The Democrat controlled House voted on and passed its stimulus bill, the ‘‘Health and Economic Recovery Omnibus Emergency Solutions Act,’’ in May, a fact that Speaker of the House Nancy Pelosi harped on in a tweet Wednesday.

“It’s been 116 days since the House passed the Heroes Act and the Senate GOP are finally waking up to the damage their decision to ‘take a pause’ has caused in communities nationwide,” Pelosi said in the tweet, apparently referring to time Senate Republicans took to settle inner-party disputes about the HEALS Act before it voted Thursday. “Republicans must stop blocking efforts to pass the policies included in the #HeroesAct into law.”

However, given the dire threat to the economy, including the travel and hospitality industries, the U.S. Travel Association said it’s time to put aside these differences. More than half of the 15.8 million jobs the travel industry supported before the pandemic have disappeared since March and the U.S. economy stands to lose $505 billion in travel spending this year, said Tori Emerson Barnes, USTA’s executive vice president, public affairs and policy.

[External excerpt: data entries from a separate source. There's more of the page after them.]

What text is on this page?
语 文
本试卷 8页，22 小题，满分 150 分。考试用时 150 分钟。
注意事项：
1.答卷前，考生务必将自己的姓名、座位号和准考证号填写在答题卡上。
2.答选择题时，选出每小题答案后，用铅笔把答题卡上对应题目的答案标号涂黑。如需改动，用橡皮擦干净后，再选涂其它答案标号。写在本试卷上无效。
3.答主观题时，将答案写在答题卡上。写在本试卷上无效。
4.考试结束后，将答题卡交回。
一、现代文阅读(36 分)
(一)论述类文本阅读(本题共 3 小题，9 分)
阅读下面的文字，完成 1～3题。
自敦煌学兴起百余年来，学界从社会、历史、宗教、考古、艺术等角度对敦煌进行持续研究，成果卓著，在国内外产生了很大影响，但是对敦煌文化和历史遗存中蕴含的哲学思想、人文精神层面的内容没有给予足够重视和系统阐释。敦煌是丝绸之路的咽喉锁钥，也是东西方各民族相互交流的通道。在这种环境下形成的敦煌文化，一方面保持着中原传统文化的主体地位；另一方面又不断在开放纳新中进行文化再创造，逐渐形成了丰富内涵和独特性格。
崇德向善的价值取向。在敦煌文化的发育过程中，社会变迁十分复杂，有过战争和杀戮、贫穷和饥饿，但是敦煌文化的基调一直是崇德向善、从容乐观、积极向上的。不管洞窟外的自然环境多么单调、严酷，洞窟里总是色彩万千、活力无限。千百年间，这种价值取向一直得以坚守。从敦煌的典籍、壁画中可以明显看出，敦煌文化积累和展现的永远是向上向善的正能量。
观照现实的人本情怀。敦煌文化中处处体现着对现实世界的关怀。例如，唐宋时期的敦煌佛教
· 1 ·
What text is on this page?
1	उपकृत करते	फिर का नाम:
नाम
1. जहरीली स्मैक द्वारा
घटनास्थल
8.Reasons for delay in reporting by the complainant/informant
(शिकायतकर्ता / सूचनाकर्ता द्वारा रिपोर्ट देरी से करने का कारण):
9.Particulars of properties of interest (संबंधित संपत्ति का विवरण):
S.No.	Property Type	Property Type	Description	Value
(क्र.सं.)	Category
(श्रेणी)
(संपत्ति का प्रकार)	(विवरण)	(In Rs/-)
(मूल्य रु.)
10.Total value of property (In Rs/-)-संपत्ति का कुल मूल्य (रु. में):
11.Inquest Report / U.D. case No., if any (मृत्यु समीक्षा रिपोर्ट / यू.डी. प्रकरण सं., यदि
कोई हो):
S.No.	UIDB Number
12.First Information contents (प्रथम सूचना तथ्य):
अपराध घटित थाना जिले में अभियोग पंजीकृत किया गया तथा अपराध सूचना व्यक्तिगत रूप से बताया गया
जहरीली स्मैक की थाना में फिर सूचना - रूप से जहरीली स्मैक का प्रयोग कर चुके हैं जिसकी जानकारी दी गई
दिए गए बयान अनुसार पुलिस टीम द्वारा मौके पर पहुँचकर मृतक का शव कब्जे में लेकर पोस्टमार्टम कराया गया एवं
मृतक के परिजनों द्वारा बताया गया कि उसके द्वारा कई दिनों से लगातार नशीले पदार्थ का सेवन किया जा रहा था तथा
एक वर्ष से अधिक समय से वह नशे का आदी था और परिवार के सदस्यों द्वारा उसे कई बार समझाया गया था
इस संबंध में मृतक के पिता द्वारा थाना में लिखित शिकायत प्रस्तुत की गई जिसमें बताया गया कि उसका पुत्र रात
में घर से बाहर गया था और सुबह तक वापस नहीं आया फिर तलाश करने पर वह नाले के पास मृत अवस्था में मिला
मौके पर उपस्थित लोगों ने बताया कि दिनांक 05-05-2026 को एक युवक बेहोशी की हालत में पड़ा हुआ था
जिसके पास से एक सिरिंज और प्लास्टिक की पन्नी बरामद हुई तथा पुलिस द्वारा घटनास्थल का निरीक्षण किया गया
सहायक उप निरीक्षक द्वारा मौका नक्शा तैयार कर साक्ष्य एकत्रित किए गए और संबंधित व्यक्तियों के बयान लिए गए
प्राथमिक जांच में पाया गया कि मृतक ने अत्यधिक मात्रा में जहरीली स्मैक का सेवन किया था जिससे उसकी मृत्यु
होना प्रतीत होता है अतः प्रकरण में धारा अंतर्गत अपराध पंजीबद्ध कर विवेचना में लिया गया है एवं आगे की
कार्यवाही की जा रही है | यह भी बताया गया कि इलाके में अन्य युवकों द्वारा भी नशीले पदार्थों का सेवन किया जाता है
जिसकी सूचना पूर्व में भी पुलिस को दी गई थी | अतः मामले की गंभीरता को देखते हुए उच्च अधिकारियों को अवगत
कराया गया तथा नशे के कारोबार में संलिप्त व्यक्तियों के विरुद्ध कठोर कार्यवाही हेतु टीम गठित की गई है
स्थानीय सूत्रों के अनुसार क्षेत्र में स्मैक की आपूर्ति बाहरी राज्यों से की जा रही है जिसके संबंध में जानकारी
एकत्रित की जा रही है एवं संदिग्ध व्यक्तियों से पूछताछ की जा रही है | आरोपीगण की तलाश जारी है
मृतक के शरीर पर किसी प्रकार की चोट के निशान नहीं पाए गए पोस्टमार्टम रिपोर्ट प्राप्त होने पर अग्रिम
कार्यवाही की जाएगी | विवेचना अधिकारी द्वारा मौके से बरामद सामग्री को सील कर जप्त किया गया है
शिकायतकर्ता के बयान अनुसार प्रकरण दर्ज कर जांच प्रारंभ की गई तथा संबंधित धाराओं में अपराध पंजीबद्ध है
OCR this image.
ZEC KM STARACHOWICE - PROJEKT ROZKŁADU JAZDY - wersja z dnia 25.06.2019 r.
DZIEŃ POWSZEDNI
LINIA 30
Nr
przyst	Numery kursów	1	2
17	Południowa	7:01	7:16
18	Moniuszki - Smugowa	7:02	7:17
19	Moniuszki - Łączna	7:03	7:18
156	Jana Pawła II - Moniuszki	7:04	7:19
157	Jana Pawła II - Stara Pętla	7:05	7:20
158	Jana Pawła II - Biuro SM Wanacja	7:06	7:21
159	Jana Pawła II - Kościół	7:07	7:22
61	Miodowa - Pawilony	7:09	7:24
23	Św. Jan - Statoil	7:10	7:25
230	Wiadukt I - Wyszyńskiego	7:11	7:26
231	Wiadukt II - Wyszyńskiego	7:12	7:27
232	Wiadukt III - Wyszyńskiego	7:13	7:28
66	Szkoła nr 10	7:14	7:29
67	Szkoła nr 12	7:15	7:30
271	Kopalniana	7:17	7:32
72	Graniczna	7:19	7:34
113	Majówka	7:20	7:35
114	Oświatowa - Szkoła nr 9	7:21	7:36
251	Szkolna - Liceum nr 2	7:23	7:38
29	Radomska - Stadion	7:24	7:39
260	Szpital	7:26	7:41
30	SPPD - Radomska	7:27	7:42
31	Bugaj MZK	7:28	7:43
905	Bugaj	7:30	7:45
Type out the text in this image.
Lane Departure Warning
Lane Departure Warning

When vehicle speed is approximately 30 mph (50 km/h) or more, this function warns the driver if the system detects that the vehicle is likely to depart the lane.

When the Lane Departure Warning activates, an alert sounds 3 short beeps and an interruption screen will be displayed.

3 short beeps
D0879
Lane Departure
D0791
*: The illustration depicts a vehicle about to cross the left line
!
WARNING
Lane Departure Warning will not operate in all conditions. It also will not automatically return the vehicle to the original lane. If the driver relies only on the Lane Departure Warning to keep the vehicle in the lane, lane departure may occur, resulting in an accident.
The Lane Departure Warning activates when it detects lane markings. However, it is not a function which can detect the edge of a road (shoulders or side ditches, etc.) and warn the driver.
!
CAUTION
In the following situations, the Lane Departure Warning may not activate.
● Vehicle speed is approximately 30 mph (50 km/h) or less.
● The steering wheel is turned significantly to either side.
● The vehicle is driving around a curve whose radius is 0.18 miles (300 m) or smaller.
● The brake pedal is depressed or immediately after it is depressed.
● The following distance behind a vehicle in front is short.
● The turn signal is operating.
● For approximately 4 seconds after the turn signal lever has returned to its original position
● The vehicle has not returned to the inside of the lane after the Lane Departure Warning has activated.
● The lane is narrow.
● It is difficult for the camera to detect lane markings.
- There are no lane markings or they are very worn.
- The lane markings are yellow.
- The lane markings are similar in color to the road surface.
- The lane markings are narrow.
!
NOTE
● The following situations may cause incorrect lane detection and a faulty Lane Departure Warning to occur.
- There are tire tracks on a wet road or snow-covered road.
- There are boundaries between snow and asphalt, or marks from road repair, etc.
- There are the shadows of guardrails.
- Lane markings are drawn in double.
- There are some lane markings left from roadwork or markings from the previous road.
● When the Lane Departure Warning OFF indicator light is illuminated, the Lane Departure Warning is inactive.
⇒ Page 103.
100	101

“Hotels, attractions, restaurants and stores across the country are closing their doors forever. The travel industry workers and small businesses who have suffered so much during this crisis cannot wait any longer for relief, nor can they cannot wait until after the election. Congress must act now to save these vulnerable jobs,” Emerson Barnes said. “We urgently need congressional and administration negotiators to quickly reach a deal that provides relief, protection and stimulus to all sectors of the travel industry.”

Steps necessary to save the industry include extending funding for the Paycheck Protection Program that provides loans to small business to avoid layoffs; up to $10 billion in in federal grants to promote safe and healthy travel practices; limited, temporary and immediate legal safe harbor for businesses that follow proper health and safety guidelines; temporary tax credits and deductions aimed at encouraging travel; and the development of a national strategy to expand COVID-19 testing by enacting the TEST Act.

“An economic recovery will not happen on its own. Immediate, targeted and substantial relief will be needed to restore lost travel industry jobs and put our nation on the path to recovery,” Emerson Barnes said. “Congress, we are calling on you to finish the good work you started and finalize a deal immediately. The travel industry—and the millions of Americans whose livelihoods depend on this industry—are counting on it.”